London, too, according to Dostoevsky, will destroy itself, but for other reasons: it is too big, industrial, and aggressive. “This is a city day and night,“ he writes, “bustling and vast as the sea, with the scream and howl of machines, these pavements, this enterprise, this visible chaos, which is actually the bourgeois order, this poisoned Thames, this air poisoned by coal, the wild and half-naked population of the Whitechapel district, this City with its millions, the Crystal Palace…“

“Isn't this“, asks the main question of the Russian visitor, “the ideal finally achieved? Isn't this the end? Shouldn't we accept this as the complete truth and become completely silent?“. No, of course, because all this is doomed to collapse: “This is a biblical picture, there is something from Babylon, this is a prophecy of the Apocalypse, which is happening before our eyes“.

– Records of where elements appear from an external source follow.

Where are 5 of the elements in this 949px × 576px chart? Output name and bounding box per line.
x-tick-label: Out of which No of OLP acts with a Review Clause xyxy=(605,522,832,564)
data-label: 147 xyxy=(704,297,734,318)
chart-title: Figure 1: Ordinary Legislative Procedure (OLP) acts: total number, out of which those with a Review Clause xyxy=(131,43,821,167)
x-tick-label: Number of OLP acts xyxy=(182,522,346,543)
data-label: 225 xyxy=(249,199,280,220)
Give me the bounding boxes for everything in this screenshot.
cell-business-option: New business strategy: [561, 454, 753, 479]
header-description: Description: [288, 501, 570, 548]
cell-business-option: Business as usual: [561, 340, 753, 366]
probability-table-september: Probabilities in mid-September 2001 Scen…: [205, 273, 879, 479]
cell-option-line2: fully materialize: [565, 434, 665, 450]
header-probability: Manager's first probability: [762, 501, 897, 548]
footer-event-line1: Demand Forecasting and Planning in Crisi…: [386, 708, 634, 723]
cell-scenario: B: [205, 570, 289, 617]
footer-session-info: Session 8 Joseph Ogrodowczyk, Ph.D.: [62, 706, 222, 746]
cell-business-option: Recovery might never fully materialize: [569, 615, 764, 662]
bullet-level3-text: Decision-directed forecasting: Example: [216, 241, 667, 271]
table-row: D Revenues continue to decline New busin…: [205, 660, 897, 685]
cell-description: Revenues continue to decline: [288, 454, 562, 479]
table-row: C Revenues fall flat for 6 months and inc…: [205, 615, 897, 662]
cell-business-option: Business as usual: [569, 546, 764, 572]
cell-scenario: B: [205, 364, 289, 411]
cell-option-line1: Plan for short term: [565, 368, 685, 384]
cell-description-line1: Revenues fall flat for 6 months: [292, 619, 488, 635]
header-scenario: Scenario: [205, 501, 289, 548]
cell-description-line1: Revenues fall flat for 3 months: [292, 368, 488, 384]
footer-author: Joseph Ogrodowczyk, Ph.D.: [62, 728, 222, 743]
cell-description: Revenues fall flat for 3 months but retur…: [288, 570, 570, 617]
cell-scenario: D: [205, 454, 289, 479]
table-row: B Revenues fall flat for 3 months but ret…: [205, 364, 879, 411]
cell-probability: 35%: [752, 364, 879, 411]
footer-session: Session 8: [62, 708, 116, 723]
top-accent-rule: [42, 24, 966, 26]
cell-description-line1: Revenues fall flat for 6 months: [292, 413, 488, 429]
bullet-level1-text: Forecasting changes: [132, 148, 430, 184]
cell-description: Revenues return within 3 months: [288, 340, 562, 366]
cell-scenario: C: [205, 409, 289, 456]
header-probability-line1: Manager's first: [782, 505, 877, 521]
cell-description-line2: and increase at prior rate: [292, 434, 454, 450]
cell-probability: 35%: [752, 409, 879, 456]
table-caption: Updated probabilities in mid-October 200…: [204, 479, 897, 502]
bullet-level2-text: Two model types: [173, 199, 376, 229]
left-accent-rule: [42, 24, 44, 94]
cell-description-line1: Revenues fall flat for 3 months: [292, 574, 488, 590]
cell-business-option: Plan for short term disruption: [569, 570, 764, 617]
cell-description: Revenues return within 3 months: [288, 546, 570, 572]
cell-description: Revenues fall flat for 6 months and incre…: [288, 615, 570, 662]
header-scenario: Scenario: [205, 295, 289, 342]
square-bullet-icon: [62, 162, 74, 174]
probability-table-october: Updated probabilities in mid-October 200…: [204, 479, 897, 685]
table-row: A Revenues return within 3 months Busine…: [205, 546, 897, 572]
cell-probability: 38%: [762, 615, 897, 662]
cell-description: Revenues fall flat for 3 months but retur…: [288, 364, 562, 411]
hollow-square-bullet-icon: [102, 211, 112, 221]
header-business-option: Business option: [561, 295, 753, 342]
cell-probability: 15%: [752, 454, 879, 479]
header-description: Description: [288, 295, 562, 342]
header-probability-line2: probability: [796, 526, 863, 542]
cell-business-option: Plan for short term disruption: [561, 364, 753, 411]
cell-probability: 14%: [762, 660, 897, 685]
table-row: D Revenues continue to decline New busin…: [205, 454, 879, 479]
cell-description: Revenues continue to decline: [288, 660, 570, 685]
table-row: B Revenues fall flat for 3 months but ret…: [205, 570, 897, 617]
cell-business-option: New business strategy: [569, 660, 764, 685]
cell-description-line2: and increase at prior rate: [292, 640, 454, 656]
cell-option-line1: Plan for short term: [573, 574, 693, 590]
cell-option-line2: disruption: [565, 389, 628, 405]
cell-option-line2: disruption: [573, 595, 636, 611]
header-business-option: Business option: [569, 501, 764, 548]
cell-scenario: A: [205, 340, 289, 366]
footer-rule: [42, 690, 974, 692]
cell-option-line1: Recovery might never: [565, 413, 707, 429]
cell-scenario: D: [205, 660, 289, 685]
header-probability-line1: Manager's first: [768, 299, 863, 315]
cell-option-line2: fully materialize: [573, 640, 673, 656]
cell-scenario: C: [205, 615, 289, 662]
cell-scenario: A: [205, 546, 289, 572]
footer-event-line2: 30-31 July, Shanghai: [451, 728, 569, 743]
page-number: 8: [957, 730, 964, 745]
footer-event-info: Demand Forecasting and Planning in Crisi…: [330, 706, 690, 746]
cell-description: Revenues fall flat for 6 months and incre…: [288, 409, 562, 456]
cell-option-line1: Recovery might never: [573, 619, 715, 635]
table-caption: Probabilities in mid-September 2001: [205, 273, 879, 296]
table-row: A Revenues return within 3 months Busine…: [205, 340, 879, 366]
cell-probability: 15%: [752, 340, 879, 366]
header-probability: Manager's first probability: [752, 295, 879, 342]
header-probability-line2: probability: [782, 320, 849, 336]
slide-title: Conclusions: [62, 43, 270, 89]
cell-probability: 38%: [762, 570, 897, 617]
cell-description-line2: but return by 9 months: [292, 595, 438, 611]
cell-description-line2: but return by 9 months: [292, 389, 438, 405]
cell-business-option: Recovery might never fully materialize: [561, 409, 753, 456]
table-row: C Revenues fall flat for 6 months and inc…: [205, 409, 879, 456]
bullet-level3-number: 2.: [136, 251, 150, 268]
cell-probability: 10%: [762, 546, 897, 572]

As signs of imminent collapse, Dostoevsky lists: paved sidewalks and streets; excessively bright night lighting provided by gas lamps; pubs, “equipped like palaces“; crowds of Londoners, wandering even at night along the illuminated streets to get to these pubs. For Dostoevsky, all this is terrible – a sign of the coming terrible end for these sinners who turned their backs on “palm branches and white robes“.

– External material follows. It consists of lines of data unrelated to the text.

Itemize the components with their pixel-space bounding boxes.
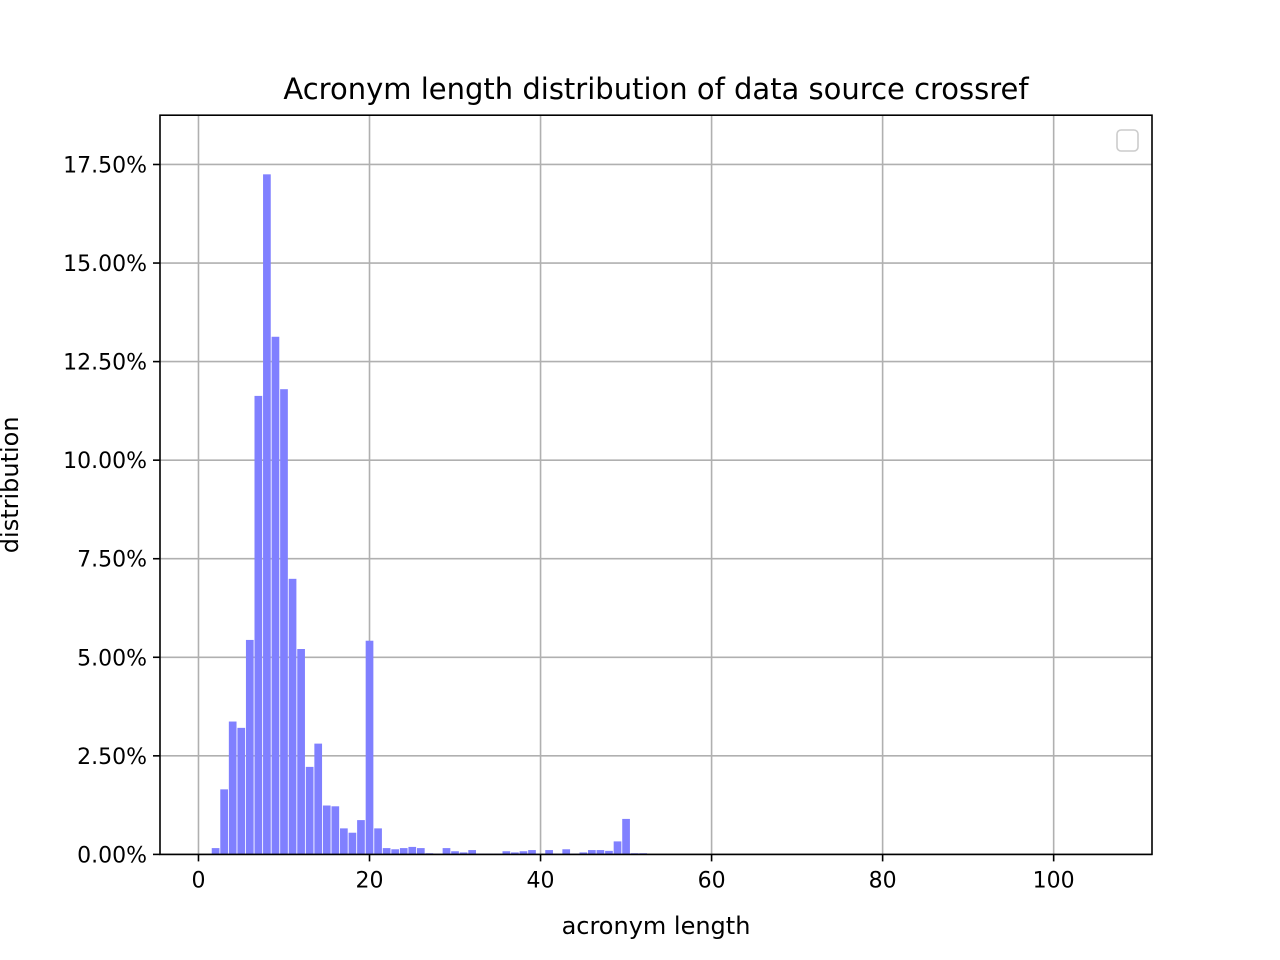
bar xyxy=(596,850,605,855)
bar xyxy=(271,336,280,855)
bar xyxy=(528,850,536,855)
bar xyxy=(331,806,340,855)
y-tick-label: 2.50% xyxy=(77,745,147,770)
bar xyxy=(502,851,511,855)
bar xyxy=(459,852,468,855)
bar xyxy=(545,850,553,855)
y-axis-ticks: 0.00% 2.50% 5.00% 7.50% 10.00% 12.50% 15.00% 17… xyxy=(63,153,160,868)
bar xyxy=(588,850,596,855)
x-tick-label: 60 xyxy=(698,868,726,893)
y-axis-label: distribution xyxy=(0,416,24,553)
bar xyxy=(622,818,630,855)
bar xyxy=(365,640,374,855)
bar xyxy=(451,851,459,855)
bar xyxy=(442,848,451,855)
y-tick-label: 12.50% xyxy=(63,351,147,376)
bar xyxy=(382,848,391,855)
bar xyxy=(399,848,408,855)
bar xyxy=(254,395,263,855)
bars xyxy=(211,174,656,855)
y-tick-label: 15.00% xyxy=(63,252,147,277)
bar xyxy=(322,805,331,855)
bar xyxy=(280,389,288,855)
bar xyxy=(245,639,254,855)
bar xyxy=(237,727,246,855)
bar xyxy=(408,846,417,855)
grid-lines xyxy=(160,115,1152,856)
bar xyxy=(263,174,271,855)
bar xyxy=(314,743,323,855)
plot-frame xyxy=(159,114,1153,856)
y-tick-label: 7.50% xyxy=(77,548,147,573)
bar xyxy=(348,832,357,855)
x-axis-label: acronym length xyxy=(562,912,751,940)
y-tick-label: 5.00% xyxy=(77,646,147,671)
legend-box xyxy=(1116,129,1139,152)
bar xyxy=(468,850,476,855)
bar xyxy=(391,849,400,855)
x-tick-label: 100 xyxy=(1033,868,1075,893)
y-tick-label: 0.00% xyxy=(77,843,147,868)
bar xyxy=(519,851,528,855)
bar xyxy=(297,649,305,855)
y-tick-label: 17.50% xyxy=(63,153,147,178)
x-tick-label: 40 xyxy=(527,868,555,893)
bar xyxy=(288,578,297,855)
bar xyxy=(305,766,314,855)
bar xyxy=(340,828,348,855)
bar xyxy=(416,848,425,855)
bar xyxy=(374,828,382,855)
chart-title: Acronym length distribution of data sour… xyxy=(283,72,1029,106)
x-tick-label: 20 xyxy=(356,868,384,893)
bar xyxy=(228,721,237,855)
x-tick-label: 80 xyxy=(869,868,897,893)
bar xyxy=(562,849,571,855)
bar xyxy=(357,820,365,855)
x-axis-ticks: 0 20 40 60 80 100 xyxy=(191,854,1075,893)
y-tick-label: 10.00% xyxy=(63,449,147,474)
bar xyxy=(211,848,220,855)
bar xyxy=(579,852,588,855)
bar xyxy=(613,841,622,855)
x-tick-label: 0 xyxy=(191,868,205,893)
bar xyxy=(605,850,613,855)
bar xyxy=(220,789,228,855)
bar xyxy=(511,852,519,855)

The theme of the enlightened individual and his self-development

Dostoevsky also develops another typically Russian theme - that Europe (until it has collapsed) is a duplicitous person who has abandoned what it declares it believes in. He is terribly angered by the slogan of the French Revolution “Liberty, equality, fraternity“. What is this freedom, he asks, which is “the freedom to do whatever you want - but within the limits of the law“? What is this, he continues, equality, which is actually only equality before the law?

In the conversation about the section “brotherhood“ Finally, what makes Europe terrifying in the eyes of Russians shines through: the theme of the autonomous individual, born during the Enlightenment and becoming the foundation of Western civilization. Where, Dostoevsky asks, can "Western man" get this brotherhood, since everything is subordinated to the personal principle, to self-determination, to self-development?

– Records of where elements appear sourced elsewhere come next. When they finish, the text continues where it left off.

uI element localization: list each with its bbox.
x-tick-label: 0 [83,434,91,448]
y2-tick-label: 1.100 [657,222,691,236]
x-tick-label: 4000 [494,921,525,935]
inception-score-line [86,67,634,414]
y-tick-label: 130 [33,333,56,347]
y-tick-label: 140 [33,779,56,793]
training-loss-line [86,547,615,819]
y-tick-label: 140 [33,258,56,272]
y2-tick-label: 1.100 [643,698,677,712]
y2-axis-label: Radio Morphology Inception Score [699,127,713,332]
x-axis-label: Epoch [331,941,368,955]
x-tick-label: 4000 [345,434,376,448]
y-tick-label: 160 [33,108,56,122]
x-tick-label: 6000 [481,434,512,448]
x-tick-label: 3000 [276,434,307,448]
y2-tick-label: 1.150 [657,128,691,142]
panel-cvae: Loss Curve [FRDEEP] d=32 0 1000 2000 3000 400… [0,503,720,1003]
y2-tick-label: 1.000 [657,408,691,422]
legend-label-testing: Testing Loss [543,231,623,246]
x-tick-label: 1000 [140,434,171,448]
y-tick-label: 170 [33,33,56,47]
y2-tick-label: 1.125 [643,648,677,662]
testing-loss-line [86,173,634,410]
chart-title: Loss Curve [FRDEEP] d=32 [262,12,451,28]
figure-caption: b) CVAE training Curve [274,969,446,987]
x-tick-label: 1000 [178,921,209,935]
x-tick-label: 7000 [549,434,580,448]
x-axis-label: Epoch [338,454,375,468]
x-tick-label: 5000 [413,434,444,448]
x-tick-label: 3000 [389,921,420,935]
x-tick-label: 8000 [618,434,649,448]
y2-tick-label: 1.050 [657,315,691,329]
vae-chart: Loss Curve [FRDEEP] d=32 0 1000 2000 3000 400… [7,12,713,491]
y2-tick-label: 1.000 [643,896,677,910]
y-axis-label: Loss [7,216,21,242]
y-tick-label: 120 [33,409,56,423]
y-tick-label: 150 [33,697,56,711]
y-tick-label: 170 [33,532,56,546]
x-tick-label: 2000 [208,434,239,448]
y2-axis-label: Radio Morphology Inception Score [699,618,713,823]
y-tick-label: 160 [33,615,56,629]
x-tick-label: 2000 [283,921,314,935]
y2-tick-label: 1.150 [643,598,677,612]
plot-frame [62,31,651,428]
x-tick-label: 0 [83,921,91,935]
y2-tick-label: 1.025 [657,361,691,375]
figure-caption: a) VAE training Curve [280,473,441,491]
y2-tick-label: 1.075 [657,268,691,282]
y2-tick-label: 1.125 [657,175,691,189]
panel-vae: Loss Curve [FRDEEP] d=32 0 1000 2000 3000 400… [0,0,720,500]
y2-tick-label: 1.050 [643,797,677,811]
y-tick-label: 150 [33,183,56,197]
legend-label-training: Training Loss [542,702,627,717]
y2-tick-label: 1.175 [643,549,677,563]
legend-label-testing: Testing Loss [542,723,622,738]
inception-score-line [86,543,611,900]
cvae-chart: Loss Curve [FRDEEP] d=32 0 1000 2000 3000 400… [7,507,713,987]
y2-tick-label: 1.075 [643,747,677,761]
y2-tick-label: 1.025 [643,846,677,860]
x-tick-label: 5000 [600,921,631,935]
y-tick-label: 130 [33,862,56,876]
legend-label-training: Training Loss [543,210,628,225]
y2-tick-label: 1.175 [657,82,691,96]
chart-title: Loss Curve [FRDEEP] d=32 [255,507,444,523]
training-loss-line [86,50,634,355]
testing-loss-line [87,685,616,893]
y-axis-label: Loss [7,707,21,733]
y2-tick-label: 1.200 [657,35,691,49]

"Brotherhood cannot come from such self-development," the author snaps. The question is - why? Because Western man does not live in a "universal", collective way - because the Western personality is not completely dissolved in the collective. For Dostoevsky, brotherhood can only exist where “each individual, alone, without any coercion, without any benefit to himself, says to society: ‚We are strong only together, take me all, don't think about me while making laws, don't worry – I give you all my rights, please, dispose of me… I will self-destruct, I will cease to exist, as long as brotherhood flourishes‘“.

If it is based on reason, isn't it real?

There are, of course, historical situations in which you must be able to sacrifice yourself for the common good. This is the situation of the Ukrainians today, defending their country from the aggression of Dostoevsky's heirs. But the introduction of the extraordinary as everyday life, the mixing of momentary heroic self-sacrifice with everyday peaceful development – This is pure Russian nihilism and, let's face it, laziness. As Dostoevsky himself wrote about Russians: "We do not like everyday work, we are not in the habit of going step by step, but want to fly to the goal in one leap - or to fall into Gehenna."

If it is not heroic - it is not real. If it is not collective - it is not brotherhood. Excessive lighting of the night streets turns people away from the "white robes" of Christ. And - finally - if it is based on reason, it is not real; everything real is "based on feeling, on nature, and not on reason." That is precisely why there is a denial of industry, progress, law, the individual: these things do not exist in nature. They are artificial things invented by people on the basis of reason.

The power of reason is at the heart of Europe - and it is this reason that infuriates the Russian soul and makes it such an uncompromising opponent of ours.